Let’s assume we have data in columns A and B. I want to search column B and return the value from column A, then we use:

=VLOOKUP(D2,{$B$1:$B$10,$A$1:$A$10},2,FALSE)

Can I see an example worksheet?

Yes, here you go.

How does this formula work?

Imagine this is your raw data table and you want to search for a name and return the rent figure:

reverse vlookup to left

The first step is to use an array formula to create a new table on the fly, and then perform the VLOOKUP on this new temporary table.
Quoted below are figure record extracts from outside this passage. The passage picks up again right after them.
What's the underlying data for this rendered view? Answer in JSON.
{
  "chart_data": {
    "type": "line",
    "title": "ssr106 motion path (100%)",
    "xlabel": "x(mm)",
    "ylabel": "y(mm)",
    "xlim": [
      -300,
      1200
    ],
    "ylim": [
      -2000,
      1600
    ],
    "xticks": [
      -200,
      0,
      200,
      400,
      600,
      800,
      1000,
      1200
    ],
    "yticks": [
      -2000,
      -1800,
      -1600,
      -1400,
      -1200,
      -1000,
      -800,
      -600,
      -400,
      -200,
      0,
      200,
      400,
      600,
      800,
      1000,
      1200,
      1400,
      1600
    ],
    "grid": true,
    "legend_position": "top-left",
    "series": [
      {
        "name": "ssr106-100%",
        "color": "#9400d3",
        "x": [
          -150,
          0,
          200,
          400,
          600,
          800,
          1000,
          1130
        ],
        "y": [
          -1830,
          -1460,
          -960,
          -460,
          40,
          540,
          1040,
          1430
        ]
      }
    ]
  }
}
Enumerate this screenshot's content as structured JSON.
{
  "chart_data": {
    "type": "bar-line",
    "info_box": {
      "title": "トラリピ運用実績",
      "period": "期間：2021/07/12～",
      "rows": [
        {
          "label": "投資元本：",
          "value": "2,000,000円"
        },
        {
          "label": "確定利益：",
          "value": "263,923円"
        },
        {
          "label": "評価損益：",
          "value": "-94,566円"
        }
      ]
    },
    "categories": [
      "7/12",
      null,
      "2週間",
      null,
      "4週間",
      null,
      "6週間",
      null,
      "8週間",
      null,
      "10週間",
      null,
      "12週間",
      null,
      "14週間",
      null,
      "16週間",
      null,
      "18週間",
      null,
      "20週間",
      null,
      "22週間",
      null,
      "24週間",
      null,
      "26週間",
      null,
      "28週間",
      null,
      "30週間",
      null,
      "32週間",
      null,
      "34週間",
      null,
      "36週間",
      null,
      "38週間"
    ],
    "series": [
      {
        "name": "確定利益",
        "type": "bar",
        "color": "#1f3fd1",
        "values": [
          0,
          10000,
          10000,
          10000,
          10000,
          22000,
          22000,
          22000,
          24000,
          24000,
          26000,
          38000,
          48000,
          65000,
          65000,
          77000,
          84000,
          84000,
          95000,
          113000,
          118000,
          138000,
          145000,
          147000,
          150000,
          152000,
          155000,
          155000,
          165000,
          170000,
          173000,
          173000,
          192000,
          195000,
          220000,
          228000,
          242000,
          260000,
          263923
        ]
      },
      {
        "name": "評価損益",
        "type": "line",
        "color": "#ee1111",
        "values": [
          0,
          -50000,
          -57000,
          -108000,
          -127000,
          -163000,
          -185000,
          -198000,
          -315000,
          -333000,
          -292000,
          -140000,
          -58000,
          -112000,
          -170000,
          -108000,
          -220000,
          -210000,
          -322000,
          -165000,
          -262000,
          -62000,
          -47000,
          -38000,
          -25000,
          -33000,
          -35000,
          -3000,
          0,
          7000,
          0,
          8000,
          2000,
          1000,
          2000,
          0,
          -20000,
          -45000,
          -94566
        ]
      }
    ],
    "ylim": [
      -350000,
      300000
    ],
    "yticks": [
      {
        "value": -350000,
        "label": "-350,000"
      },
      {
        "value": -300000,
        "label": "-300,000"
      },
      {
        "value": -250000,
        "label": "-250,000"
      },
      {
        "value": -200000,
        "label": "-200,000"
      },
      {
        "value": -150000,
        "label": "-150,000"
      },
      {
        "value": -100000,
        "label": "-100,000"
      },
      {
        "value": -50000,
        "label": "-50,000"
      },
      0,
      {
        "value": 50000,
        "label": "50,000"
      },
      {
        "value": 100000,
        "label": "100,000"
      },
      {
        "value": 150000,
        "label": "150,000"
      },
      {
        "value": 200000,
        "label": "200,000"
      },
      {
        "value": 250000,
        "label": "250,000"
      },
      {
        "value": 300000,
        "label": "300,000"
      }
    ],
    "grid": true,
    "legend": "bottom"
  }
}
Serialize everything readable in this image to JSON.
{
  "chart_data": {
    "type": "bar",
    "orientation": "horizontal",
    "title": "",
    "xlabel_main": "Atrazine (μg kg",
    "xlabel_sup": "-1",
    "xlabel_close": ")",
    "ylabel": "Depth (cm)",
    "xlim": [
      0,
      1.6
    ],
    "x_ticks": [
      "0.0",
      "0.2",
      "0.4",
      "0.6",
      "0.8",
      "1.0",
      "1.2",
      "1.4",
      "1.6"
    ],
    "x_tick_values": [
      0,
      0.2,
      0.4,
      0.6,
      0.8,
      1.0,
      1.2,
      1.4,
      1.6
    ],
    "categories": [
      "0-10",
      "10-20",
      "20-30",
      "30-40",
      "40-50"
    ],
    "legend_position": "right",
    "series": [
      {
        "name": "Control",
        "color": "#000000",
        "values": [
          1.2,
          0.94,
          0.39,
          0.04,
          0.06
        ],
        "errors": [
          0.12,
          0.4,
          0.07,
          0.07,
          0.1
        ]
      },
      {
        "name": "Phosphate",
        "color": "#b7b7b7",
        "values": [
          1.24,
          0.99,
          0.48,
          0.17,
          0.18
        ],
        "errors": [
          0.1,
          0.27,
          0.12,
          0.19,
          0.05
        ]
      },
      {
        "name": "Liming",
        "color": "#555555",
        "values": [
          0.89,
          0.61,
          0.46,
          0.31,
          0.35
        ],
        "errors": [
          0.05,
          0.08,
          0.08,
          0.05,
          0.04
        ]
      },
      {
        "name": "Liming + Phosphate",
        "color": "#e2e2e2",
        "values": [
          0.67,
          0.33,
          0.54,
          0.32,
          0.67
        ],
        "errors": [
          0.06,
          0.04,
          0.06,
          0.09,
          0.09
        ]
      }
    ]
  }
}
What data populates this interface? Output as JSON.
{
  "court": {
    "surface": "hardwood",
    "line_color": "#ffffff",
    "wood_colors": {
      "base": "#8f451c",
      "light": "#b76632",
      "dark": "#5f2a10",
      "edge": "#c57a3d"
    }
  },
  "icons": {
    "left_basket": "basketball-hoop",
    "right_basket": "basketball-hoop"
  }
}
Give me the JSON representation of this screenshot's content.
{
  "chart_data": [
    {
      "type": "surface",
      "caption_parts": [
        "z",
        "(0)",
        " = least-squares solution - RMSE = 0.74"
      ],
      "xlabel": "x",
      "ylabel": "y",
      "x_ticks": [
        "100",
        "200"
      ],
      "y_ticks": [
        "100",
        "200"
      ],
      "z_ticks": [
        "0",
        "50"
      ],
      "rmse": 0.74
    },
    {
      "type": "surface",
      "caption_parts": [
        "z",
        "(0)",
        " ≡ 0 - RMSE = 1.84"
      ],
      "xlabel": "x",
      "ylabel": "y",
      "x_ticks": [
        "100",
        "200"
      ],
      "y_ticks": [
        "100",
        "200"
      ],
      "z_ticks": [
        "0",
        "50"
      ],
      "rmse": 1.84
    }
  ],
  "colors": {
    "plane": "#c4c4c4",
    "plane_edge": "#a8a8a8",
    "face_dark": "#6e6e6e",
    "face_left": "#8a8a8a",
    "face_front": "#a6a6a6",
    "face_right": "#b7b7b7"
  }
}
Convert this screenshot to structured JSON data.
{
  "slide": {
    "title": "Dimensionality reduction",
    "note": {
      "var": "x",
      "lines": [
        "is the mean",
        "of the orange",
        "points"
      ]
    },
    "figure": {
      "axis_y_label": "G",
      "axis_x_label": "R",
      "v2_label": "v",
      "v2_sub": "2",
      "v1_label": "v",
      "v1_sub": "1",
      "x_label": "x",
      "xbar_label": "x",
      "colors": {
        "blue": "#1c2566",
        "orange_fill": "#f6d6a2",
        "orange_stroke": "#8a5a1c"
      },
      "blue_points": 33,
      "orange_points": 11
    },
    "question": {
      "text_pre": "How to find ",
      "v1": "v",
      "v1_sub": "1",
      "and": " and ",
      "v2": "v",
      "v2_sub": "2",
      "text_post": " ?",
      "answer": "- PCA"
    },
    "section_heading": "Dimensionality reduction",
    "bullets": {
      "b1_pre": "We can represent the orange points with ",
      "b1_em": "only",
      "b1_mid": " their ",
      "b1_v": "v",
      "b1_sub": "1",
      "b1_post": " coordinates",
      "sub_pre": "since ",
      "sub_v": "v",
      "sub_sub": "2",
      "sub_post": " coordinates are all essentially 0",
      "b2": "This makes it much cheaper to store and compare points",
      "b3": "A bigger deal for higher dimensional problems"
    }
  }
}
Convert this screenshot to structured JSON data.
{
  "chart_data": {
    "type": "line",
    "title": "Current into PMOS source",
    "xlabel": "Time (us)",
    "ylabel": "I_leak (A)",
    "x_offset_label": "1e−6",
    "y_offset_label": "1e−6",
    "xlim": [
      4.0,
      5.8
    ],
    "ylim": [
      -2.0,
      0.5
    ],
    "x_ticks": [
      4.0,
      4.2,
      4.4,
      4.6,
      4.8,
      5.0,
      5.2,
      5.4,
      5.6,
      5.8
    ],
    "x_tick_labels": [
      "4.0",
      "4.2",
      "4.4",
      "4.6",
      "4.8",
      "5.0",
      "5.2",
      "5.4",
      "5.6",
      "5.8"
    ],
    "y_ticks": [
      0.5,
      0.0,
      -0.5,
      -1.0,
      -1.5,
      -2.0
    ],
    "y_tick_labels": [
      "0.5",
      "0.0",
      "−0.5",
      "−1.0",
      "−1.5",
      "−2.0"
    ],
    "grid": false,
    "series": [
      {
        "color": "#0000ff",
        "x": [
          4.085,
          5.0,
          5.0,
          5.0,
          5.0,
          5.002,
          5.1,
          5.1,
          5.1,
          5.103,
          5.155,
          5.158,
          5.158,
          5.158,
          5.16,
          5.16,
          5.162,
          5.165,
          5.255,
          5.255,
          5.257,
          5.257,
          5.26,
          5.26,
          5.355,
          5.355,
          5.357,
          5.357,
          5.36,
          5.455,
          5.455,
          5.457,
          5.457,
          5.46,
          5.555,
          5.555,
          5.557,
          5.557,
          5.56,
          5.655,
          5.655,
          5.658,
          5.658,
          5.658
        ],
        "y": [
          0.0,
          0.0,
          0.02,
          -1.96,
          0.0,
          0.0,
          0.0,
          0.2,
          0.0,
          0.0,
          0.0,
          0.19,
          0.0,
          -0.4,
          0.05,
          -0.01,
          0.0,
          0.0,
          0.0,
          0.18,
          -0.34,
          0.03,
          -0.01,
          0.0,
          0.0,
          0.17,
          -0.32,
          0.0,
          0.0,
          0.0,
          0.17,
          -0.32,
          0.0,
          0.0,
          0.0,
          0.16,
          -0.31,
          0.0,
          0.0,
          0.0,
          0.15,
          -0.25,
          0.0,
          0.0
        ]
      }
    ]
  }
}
This formula creates the temporary table:={B1:B10,A1:A10}

as shown in the following image:

reverse vlookup to left

This formula has curly brackets to denote an array and inside, the two columns are swapped. This creates an array output with the two columns reversed.

Note, they don’t have to be adjacent columns, they just happen to be in this simple example.

Next, this formula performs a vlookup on the new temporary table (which is all done inside the vlookup, so you won’t actually see the temporary table):

=VLOOKUP(D2,{$B$1:$B$10,$A$1:$A$10},2,FALSE)

which effectively performs a search like so:

reverse vlookup to left

Bingo!

It returns $2,214 as we want.

Note: A better way to solve this is by using a combination of the INDEX and MATCH functions.